The accordion may be the most maligned of all instruments. All you need to do is mention the word, and polka tunes rife with the stench of nerd come floating to mind. Yet if your tastes lean towards Tom Waits, Counting Crows or Pink Floyd, you have liked a song that was given its lushness by the gentle moan of the accordion. It’s about time you gave the accordion another chance; an endeavor made easy thanks to the appearance of Mark Growden on our campus.

Winner of many West Coast songwriting awards, not to mention much acclaim by the club scene of the area, Growden’s music is a fun challenge in terms of description; “Cabaret Tom Waits,” “a man standing at the crossroads of folk and avant garde,” “a decadent, graveyard Sgt Pepper’s” are just some minimalist descriptions. Imagine this: It is dark and you are at a carnival. Its color scheme is black and burgundy. It is a place where a beautiful fair-haired girl is attached through Siamese birth to a leering ghoul. Scary clowns in evening dresses twirl to the music of the demonic calliope, causing the baby dolls hung from the ceiling to swing gently. Then a band begins to play.

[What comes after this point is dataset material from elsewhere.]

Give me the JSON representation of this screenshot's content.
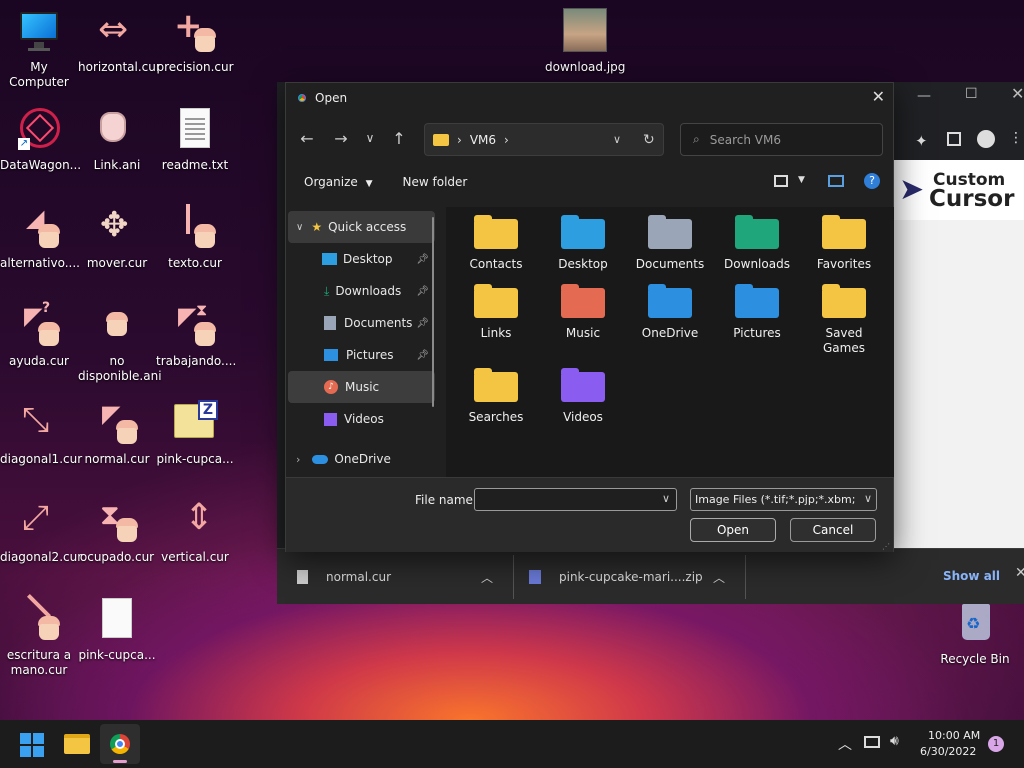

Using banjo, glockenspiel, tabla, ancient pump organ and innumerable other instruments, the band — one man — slowly lures all the strange creatures towards him, along with laughing children, and ecstatic crying crows, mute hobos and blissful lovers. All these people and things join the music in a dance that celebrates the beautiful and the grotesque; as the man switches to accordion they spin and leap up onto the strains of sound, clinging to the chords as they lift everyone up into ecstasy.

Growden and his many instruments, the accordion leading them all, will play the Cat in the Cream on Tuesday. Let them massage out a bit of your study stress by reminding you that there are many other worlds out there, and that running below all of them is the deep dark river of the subconscious.

Cat in the Cream. Free. Tuesday, Nov. 11 at 8 p.m.